Reputation: 13415
When I execute this in Java 8
String fromDate = "2007-12-03T10:15:30+01";
OffsetDateTime from = OffsetDateTime.parse(fromDate);
I receive the error
Exception in thread "main" java.time.format.DateTimeParseException: Text '2007-12-03T10:15:30+01' could not be parsed at index 19
at java.time.format.DateTimeFormatter.parseResolved0(DateTimeFormatter.java:1949)
at java.time.format.DateTimeFormatter.parse(DateTimeFormatter.java:1851)
at java.time.OffsetDateTime.parse(OffsetDateTime.java:402)

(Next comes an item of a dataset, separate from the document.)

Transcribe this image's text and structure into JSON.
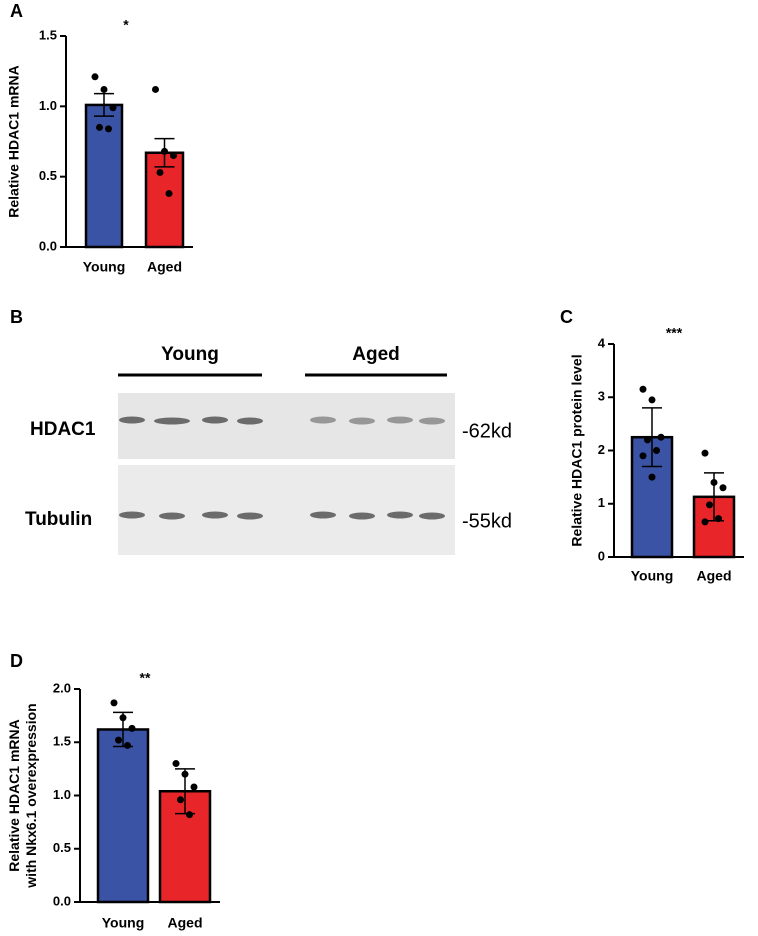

at java.time.OffsetDateTime.parse(OffsetDateTime.java:387)
at MyClass.main(MyClass.java:6)
But when doing the same in Java 11 it passes just fine. What has changed? In Javadoc I don't see any changes.
Upvotes: 1
Views: 1650
Reputation: 26094
Both Java 8 and Java 11 use ISO_OFFSET_DATE_TIME as a default DateTimeFormatter:
public static OffsetDateTime parse(CharSequence text) {
return parse(text, DateTimeFormatter.ISO_OFFSET_DATE_TIME);
}
The implementation of ISO_OFFSET_DATE_TIME has changed, which is documented in the javadoc
Java 11 ISO_OFFSET_DATE_TIME
The offset ID. If the offset has seconds then they will be handled even though this is not part of the ISO-8601 standard. The offset parsing is lenient, which allows the minutes and seconds to be optional. Parsing is case insensitive.
Java 8 ISO_OFFSET_DATE_TIME
The offset ID. If the offset has seconds then they will be handled even though this is not part of the ISO-8601 standard. Parsing is case insensitive.
Upvotes: 3
Reputation: 4939
This is bug JDK-8032051 fixed in JDK9.
In JDK8 is not java.time.format.DateTimeFormatter
fully ISO-8601 compliant, because does not support lenient timezone format like +01
. You can try with TZ +01:00
, it will be parsed successfully.
Because this bug also affects ZonedDateTime
(fix have been applied in DateTimeFormatter
), you can look at java.time.ZonedDateTime.parse and iso8601? for possible solutions.